Легко с тобой. Вообще это что-то странное: не было путных ребят, да вдруг сразу двое. Вас как
подобрали.
Роман смотрит на неё и затяжно мучается: что же делать, ведь всё это так и кончится… Да,
видно, так кончиться и должно. Уже уходя, он останавливается на пороге, смотрит Любе в глаза. За
всё время разговора боялся так смотреть, а теперь чего уже терять? Взглянул, и оторваться нет
сил. От их встретившихся взглядов всё в нём дрожит и закипает. Право, которое он ещё имеет –
всё необходимое сказать ей взглядом, потому что это ведь уже не разговор, а откровение в самом
чистом виде.
– Какой же я осёл, – с трудом проговаривает он.
– Не нужно об этом теперь, – останавливает Люба. – Опоздал ты. Совсем немного опоздал. Я
слово дала.
Романа и вовсе бросает в жар оттого, что она понимает всё точно так же, как он. И о слове,
данном Витьке, она напоминает без сожаления. Просто так есть, так решено – с этого не свернёшь.
И даже от этой верности другому она кажется ещё ближе. Роман чуть было не делает шаг к ней, но
она вовремя и просто останавливает его:
– Ну всё, иди…
Роман продолжает стоять.
– Не надо, Роман, – говорит Люба. – Тебе проще, чем другим. Ты своё найдёшь. Ты счастливый
человек, ты знаешь, чего хочешь.
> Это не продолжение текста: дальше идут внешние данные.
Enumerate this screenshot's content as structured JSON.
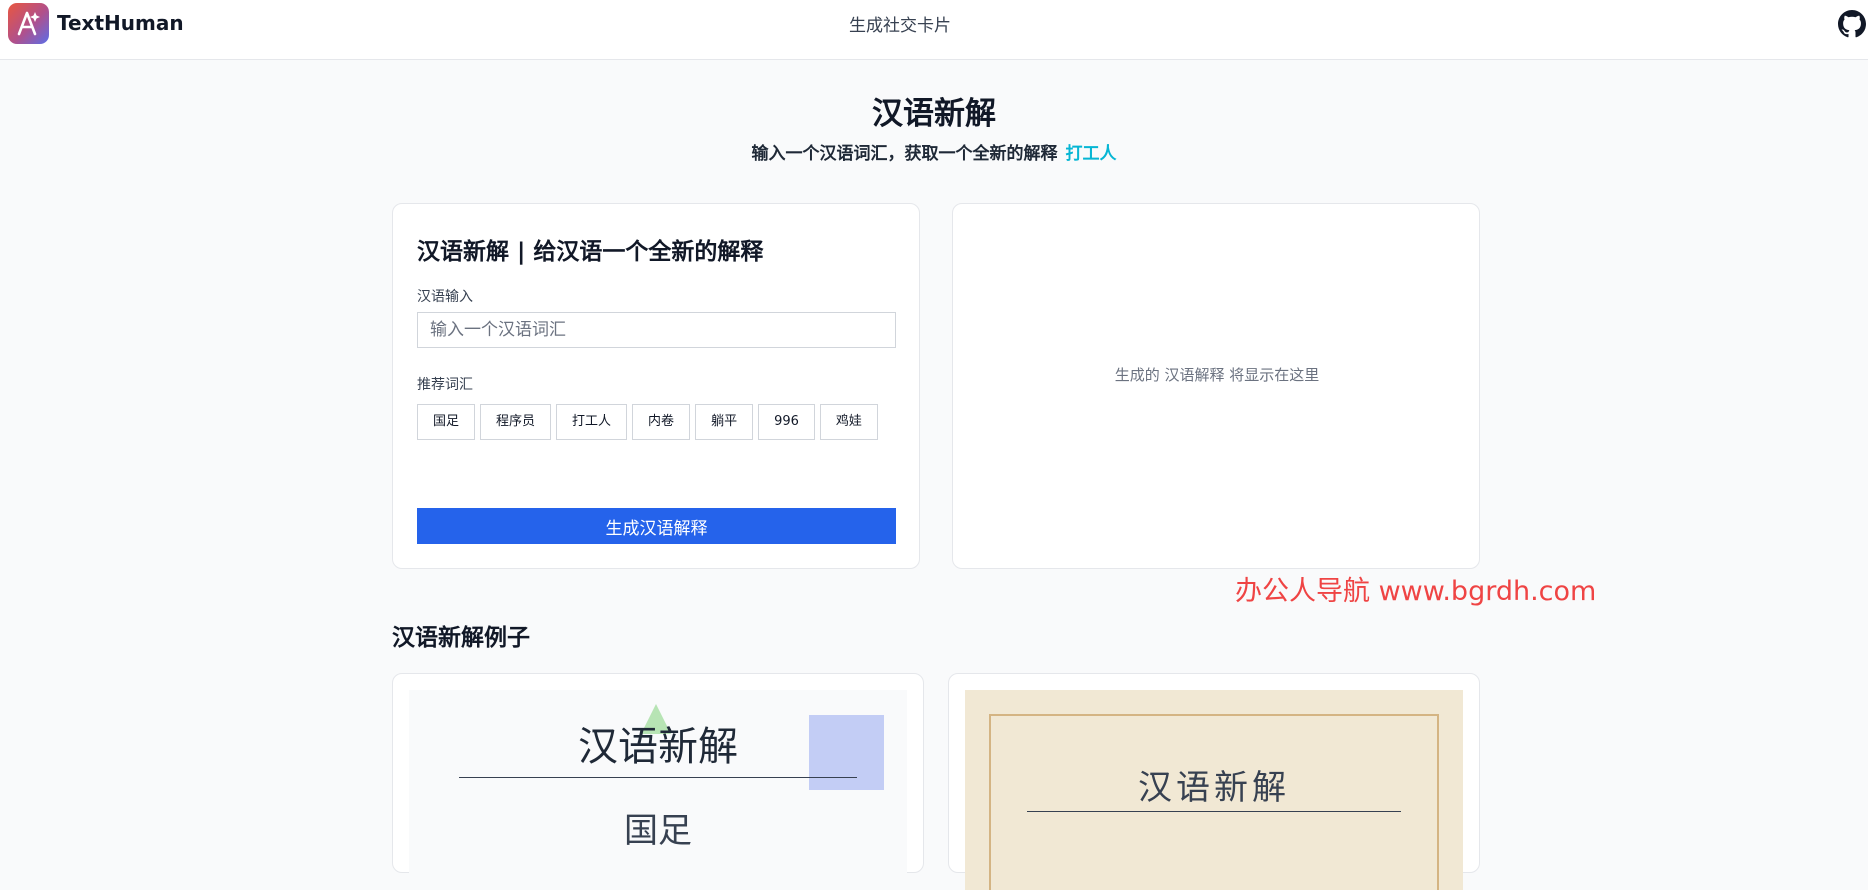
{
  "navbar": {
    "brand": "TextHuman",
    "center_link": "生成社交卡片",
    "github_icon": "github-icon"
  },
  "hero": {
    "title": "汉语新解",
    "subtitle": "输入一个汉语词汇，获取一个全新的解释",
    "highlight": "打工人"
  },
  "form": {
    "title": "汉语新解 | 给汉语一个全新的解释",
    "input_label": "汉语输入",
    "input_placeholder": "输入一个汉语词汇",
    "input_value": "",
    "suggest_label": "推荐词汇",
    "suggestions": [
      "国足",
      "程序员",
      "打工人",
      "内卷",
      "躺平",
      "996",
      "鸡娃"
    ],
    "submit_label": "生成汉语解释"
  },
  "result": {
    "placeholder": "生成的 汉语解释 将显示在这里"
  },
  "watermark": "办公人导航  www.bgrdh.com",
  "examples": {
    "title": "汉语新解例子",
    "cards": [
      {
        "title": "汉语新解",
        "word": "国足"
      },
      {
        "title": "汉语新解"
      }
    ]
  }
}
Таких людей мало.
И всё. Дверь, задвинувшись, мягко защёлкивается на крошечный алюминиевый крючок.
Длинный коридор тихо и ласково покачивает, будто пытаясь успокоить. Пахнет пеплом из титана, в
котором с утра снова начнут кипятить чай. А его уже не будет здесь. Глупо стучаться в дверь или
что-то говорить. Совершенно очевидно, что это были её последние слова. Именно так они и
прозвучали, как какой-то вывод, как напутствие.
…Над станцией гремит гроза. А деваться некуда – надо идти. Стоянка две минуты. Вода в
лужах на земле пупырчатая, как серебристая свиная кожа. В тамбуре Романа провожает Наташа.
Почему она всё время, пока продолжалось это сватовство, смотрела на них грустно?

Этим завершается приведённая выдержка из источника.